YOUR SOLIN GENERATED RECIPE
Crispy Buttermilk Baked Chicken
This recipe offers a delicious twist on classic baked chicken, marinated in tangy buttermilk and coated in a light layer of whole wheat breadcrumbs. The result is a crispy exterior with a juicy, tender interior that gleams with savory spices, making it a satisfying option for dinner.
INGREDIENTS
6 oz Chicken Breast
1/2 cup Buttermilk
1/4 cup Whole Wheat Breadcrumbs
1/2 tsp Garlic Powder
1/2 tsp Paprika
Pinch of Salt
Pinch of Black Pepper
PREPARATION
Preheat your oven to 400°F and prepare a baking sheet lined with parchment paper or a lightly greased rack.
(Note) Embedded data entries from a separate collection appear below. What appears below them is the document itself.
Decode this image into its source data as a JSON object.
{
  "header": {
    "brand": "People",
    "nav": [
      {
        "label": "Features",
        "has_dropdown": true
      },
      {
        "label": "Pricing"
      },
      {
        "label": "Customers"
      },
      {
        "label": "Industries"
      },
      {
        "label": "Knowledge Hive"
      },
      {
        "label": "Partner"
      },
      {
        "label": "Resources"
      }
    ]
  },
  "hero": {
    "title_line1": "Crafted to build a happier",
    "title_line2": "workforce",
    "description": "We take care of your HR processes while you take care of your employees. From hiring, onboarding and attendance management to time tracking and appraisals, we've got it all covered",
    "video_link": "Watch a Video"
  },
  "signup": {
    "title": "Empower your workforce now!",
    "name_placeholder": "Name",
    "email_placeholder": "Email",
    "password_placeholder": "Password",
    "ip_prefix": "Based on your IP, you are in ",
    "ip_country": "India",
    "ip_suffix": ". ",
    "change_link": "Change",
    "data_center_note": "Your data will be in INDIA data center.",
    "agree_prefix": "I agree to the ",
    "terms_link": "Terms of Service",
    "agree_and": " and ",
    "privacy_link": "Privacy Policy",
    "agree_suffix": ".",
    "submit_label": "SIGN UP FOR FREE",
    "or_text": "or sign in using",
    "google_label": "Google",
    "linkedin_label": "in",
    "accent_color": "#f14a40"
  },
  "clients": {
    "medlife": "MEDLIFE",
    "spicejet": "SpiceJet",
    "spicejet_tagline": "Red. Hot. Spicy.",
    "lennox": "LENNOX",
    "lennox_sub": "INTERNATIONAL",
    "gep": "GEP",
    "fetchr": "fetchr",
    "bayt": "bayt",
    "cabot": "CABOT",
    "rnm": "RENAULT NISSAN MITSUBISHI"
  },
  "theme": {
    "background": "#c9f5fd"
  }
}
In a shallow bowl, combine the buttermilk with garlic powder, paprika, salt, and black pepper.
Add the chicken breast to the buttermilk mixture, ensuring it is fully submerged. Allow it to marinate in the refrigerator for at least 30 minutes, or up to 4 hours for enhanced flavor.
In a separate shallow dish, place the whole wheat breadcrumbs.
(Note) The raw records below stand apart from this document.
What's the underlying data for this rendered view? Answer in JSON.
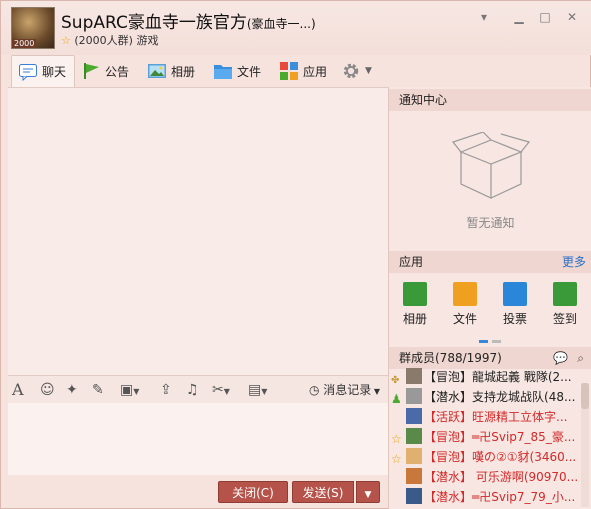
{
  "title": {
    "group_name": "SupARC豪血寺一族官方",
    "group_name_sub": "(豪血寺一...)",
    "meta": "(2000人群)  游戏",
    "avatar_badge": "2000"
  },
  "tabs": [
    {
      "label": "聊天",
      "icon": "chat-bubble-icon"
    },
    {
      "label": "公告",
      "icon": "flag-icon"
    },
    {
      "label": "相册",
      "icon": "photo-album-icon"
    },
    {
      "label": "文件",
      "icon": "folder-icon"
    },
    {
      "label": "应用",
      "icon": "apps-grid-icon"
    }
  ],
  "toolbar": {
    "history_label": "消息记录",
    "close_label": "关闭(C)",
    "send_label": "发送(S)"
  },
  "notice": {
    "title": "通知中心",
    "empty_text": "暂无通知"
  },
  "apps": {
    "title": "应用",
    "more": "更多",
    "items": [
      {
        "label": "相册",
        "color": "#3a9a3a"
      },
      {
        "label": "文件",
        "color": "#f0a020"
      },
      {
        "label": "投票",
        "color": "#2a86d8"
      },
      {
        "label": "签到",
        "color": "#3a9a3a"
      }
    ]
  },
  "members": {
    "title": "群成员(788/1997)",
    "items": [
      {
        "role": "【冒泡】",
        "name": "龍城起義 戰隊(2...",
        "color": "#222222"
      },
      {
        "role": "【潜水】",
        "name": "支持龙城战队(48...",
        "color": "#222222"
      },
      {
        "role": "【活跃】",
        "name": "旺源精工立体字...",
        "color": "#d12a2a"
      },
      {
        "role": "【冒泡】",
        "name": "═卍Svip7_85_豪...",
        "color": "#d12a2a"
      },
      {
        "role": "【冒泡】",
        "name": "嘆の②①豺(3460...",
        "color": "#d12a2a"
      },
      {
        "role": "【潜水】",
        "name": "  可乐游啊(90970...",
        "color": "#d12a2a"
      },
      {
        "role": "【潜水】",
        "name": "═卍Svip7_79_小...",
        "color": "#d12a2a"
      }
    ]
  },
  "colors": {
    "accent_button": "#b5524a",
    "link": "#2a6fc9",
    "vip_text": "#d12a2a"
  }
}
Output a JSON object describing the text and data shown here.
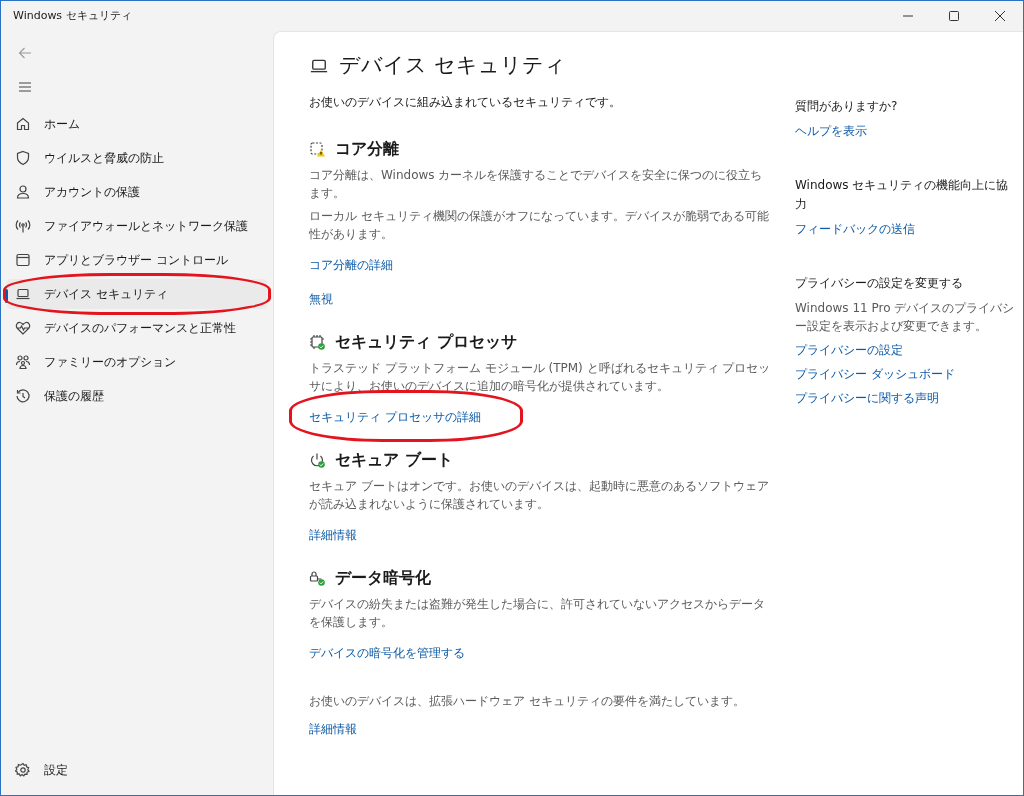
{
  "window": {
    "title": "Windows セキュリティ"
  },
  "sidebar": {
    "items": [
      {
        "label": "ホーム",
        "selected": false,
        "highlighted": false
      },
      {
        "label": "ウイルスと脅威の防止",
        "selected": false,
        "highlighted": false
      },
      {
        "label": "アカウントの保護",
        "selected": false,
        "highlighted": false
      },
      {
        "label": "ファイアウォールとネットワーク保護",
        "selected": false,
        "highlighted": false
      },
      {
        "label": "アプリとブラウザー コントロール",
        "selected": false,
        "highlighted": false
      },
      {
        "label": "デバイス セキュリティ",
        "selected": true,
        "highlighted": true
      },
      {
        "label": "デバイスのパフォーマンスと正常性",
        "selected": false,
        "highlighted": false
      },
      {
        "label": "ファミリーのオプション",
        "selected": false,
        "highlighted": false
      },
      {
        "label": "保護の履歴",
        "selected": false,
        "highlighted": false
      }
    ],
    "settings": "設定"
  },
  "page": {
    "title": "デバイス セキュリティ",
    "subtitle": "お使いのデバイスに組み込まれているセキュリティです。",
    "sections": [
      {
        "kind": "warning",
        "title": "コア分離",
        "paragraphs": [
          "コア分離は、Windows カーネルを保護することでデバイスを安全に保つのに役立ちます。",
          "ローカル セキュリティ機関の保護がオフになっています。デバイスが脆弱である可能性があります。"
        ],
        "links": [
          {
            "label": "コア分離の詳細",
            "highlighted": false
          },
          {
            "label": "無視",
            "highlighted": false
          }
        ]
      },
      {
        "kind": "ok",
        "title": "セキュリティ プロセッサ",
        "paragraphs": [
          "トラステッド プラットフォーム モジュール (TPM) と呼ばれるセキュリティ プロセッサにより、お使いのデバイスに追加の暗号化が提供されています。"
        ],
        "links": [
          {
            "label": "セキュリティ プロセッサの詳細",
            "highlighted": true
          }
        ]
      },
      {
        "kind": "ok",
        "title": "セキュア ブート",
        "paragraphs": [
          "セキュア ブートはオンです。お使いのデバイスは、起動時に悪意のあるソフトウェアが読み込まれないように保護されています。"
        ],
        "links": [
          {
            "label": "詳細情報",
            "highlighted": false
          }
        ]
      },
      {
        "kind": "ok",
        "title": "データ暗号化",
        "paragraphs": [
          "デバイスの紛失または盗難が発生した場合に、許可されていないアクセスからデータを保護します。"
        ],
        "links": [
          {
            "label": "デバイスの暗号化を管理する",
            "highlighted": false
          }
        ]
      }
    ],
    "footer": {
      "text": "お使いのデバイスは、拡張ハードウェア セキュリティの要件を満たしています。",
      "link": "詳細情報"
    }
  },
  "aside": [
    {
      "heading": "質問がありますか?",
      "links": [
        "ヘルプを表示"
      ]
    },
    {
      "heading": "Windows セキュリティの機能向上に協力",
      "links": [
        "フィードバックの送信"
      ]
    },
    {
      "heading": "プライバシーの設定を変更する",
      "text": "Windows 11 Pro デバイスのプライバシー設定を表示および変更できます。",
      "links": [
        "プライバシーの設定",
        "プライバシー ダッシュボード",
        "プライバシーに関する声明"
      ]
    }
  ]
}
Remove the chicken from the buttermilk marinade, allowing any excess liquid to drip off. Dredge the chicken in the breadcrumbs until evenly coated on both sides.
Place the coated chicken on the prepared baking sheet. Optionally, spray a light coating of cooking spray on the chicken to enhance crispiness.
Bake in the preheated oven for 20-25 minutes, or until the internal temperature reaches 165°F and the coating is golden and crispy.
Let the chicken rest for a few minutes before serving. Enjoy your delicious, crispy, buttermilk baked chicken!